As Different as DAY and NIGHT - Brief Article
Black Issues in Higher Education, Jan 6, 2000 by Arlene Levinson
Missouri's historically Black Lincoln University, now predominantly White, searches for a way to bring its two divergent populations together.
JEFFERSON CITY, Mo. -- There's a saying here at, Lincoln University: "White by day, Black by night." A hilly, picturesque campus with 3,343 students enrolled this fall, Lincoln was founded by Black Civil War veterans. It was once revered as the Black Harvard of the Midwest. Today, the school is 70 percent White. Yet when night falls, many Whites clear out.
Blacks dominate the dorms, the frats and sororities, most social activities and, after graduating, the alumni association. Whites, a presence since the 1950s, complain they feel unwelcome.
Some, like Heather Raithel, prefer the unofficial White student union -- a study hall in a building named for Martin Luther King Jr.
There's little evidence of tension. It's more polite avoidance.
"They're over there, and we're over here," Raithel, 21, an elementary education major, explained.
Decades after segregation was outlawed, it persists at Lincoln. Only now, it's not laws but a social wall that separates people. That wall, built by history, is buttressed indirectly by tax dollars.
Lincoln is among the nation's 104 historically Black colleges and universities and endorsed as such by the federal government. HBCUs serve 280,000 students in 20 states, Washington, D.C., and the U.S. Virgin Islands. With a legacy of slavery and legal segregation, the schools are singled out for their continuing mission to educate African Americans. About 70 percent of students at HBCUs are at state-supported institutions like Lincoln, though a majority of HBCUs are private.
The schools receive special funding -- $180 million in the federal budget just adopted. The money is provided under a law Congress enacted in 1965 to protect and promote HBCUs' "unique role of educating Black, educationally disadvantaged and low-income students."
Every president since Jimmy Carter has also helped HBCUs; President Clinton created an office to aid their access to federal programs. Yet at least 15 HBCUs now educate a sizeable White enrollment.
At historically Black Kentucky State University in Frankfort, Ky., African Americans make up 73 percent of 1,722 full-time students, but less than 22 percent of 671 part-time students, according to the state Council on Postsecondary Education.
Lincoln is one of three HBCUs where Blacks are the minority. But it reflects a trend that ranges from Bluefield State College in West Virginia, where Blacks make up just 9 percent of 2,400 students, to Winston-Salem State University in North Carolina, where Blacks make up 80 percent of the 2,800 students.
Reasons for the trend vary. Blacks have more choice today than they once did. Geography plays a part. Stigmas fade. Civil rights lawsuits are pressing some HBCUs to raise White enrollment, just as traditionally White schools must bring in more Blacks. Tennessee State University must produce 50 percent White enrollment under a 1984 court order.
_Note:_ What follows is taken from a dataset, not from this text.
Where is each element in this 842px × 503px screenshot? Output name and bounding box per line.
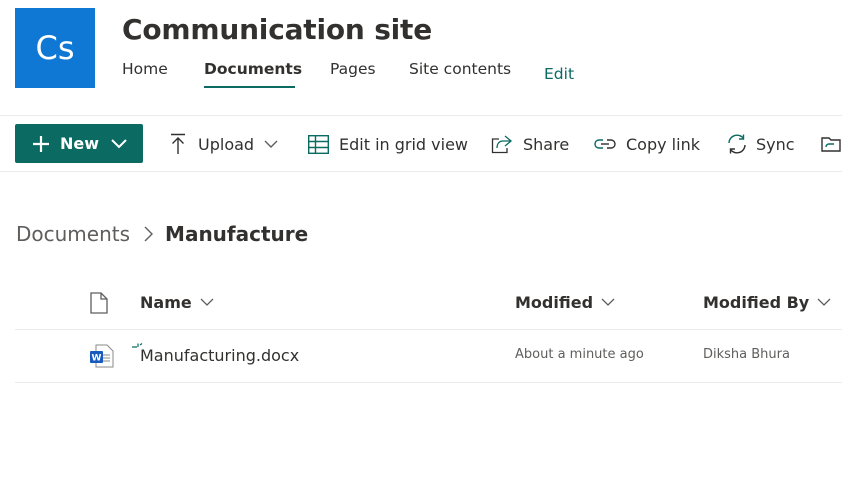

It's now less than 20 percent.
The U.S. government also pushes states to put their public Black colleges and universities on equal footing with traditionally White ones -- so that they're academically indistinguishable. No racial quota is needed to maintain special federal funds. But officials in Washington notice the shift.
"That is a developing policy issue," says Claudio Prieto, acting assistant U.S. secretary of education for higher education. Speaking in a recent interview, he added that no funding change is planned.
But what about places like Lincoln, which are divided over their identity?
"In a very general sense, if people wish to segregate themselves, should the government support it or fight it? The answer is, `I don't know,'" Prieto says. "It depends on who the people are, and the factors going on around them."
It was once a crime in Missouri to teach a Black person to read and write. When Black Union veterans donated more than $5,000 to establish Lincoln in 1866, some could not sign their names:
Industrial skills were stressed then, along with study. But by early last century, as Missouri's only four-year public college open to Blacks, Lincoln rose to prominence with faculty educated at Harvard, Columbia, Cornell and the like.
Until 1954, when the U.S. Supreme Court ruled segregated grade schools illegal, Lincoln was all Black. Within months, Lincoln's board of curators voted to admit Whites.
In those years, Lincoln students mixed freely in social activities. Whites joined Black students trying to integrate Jefferson City's bowling alleys, movie theaters and restaurants.
"It was new," Adrienne Hoard, class of '70 recalled. "In the '60s, people were more open to do the uncomfortable."
Hoard, who is Black and teaches fine art and art education at the vast and vastly richer University of Missouri 30 miles north, says this fascination with something new didn't last. "Society is still segregated," she says.
It's no wonder Lincoln students don't mix well. "We're asking these institutions to do things the society has not done."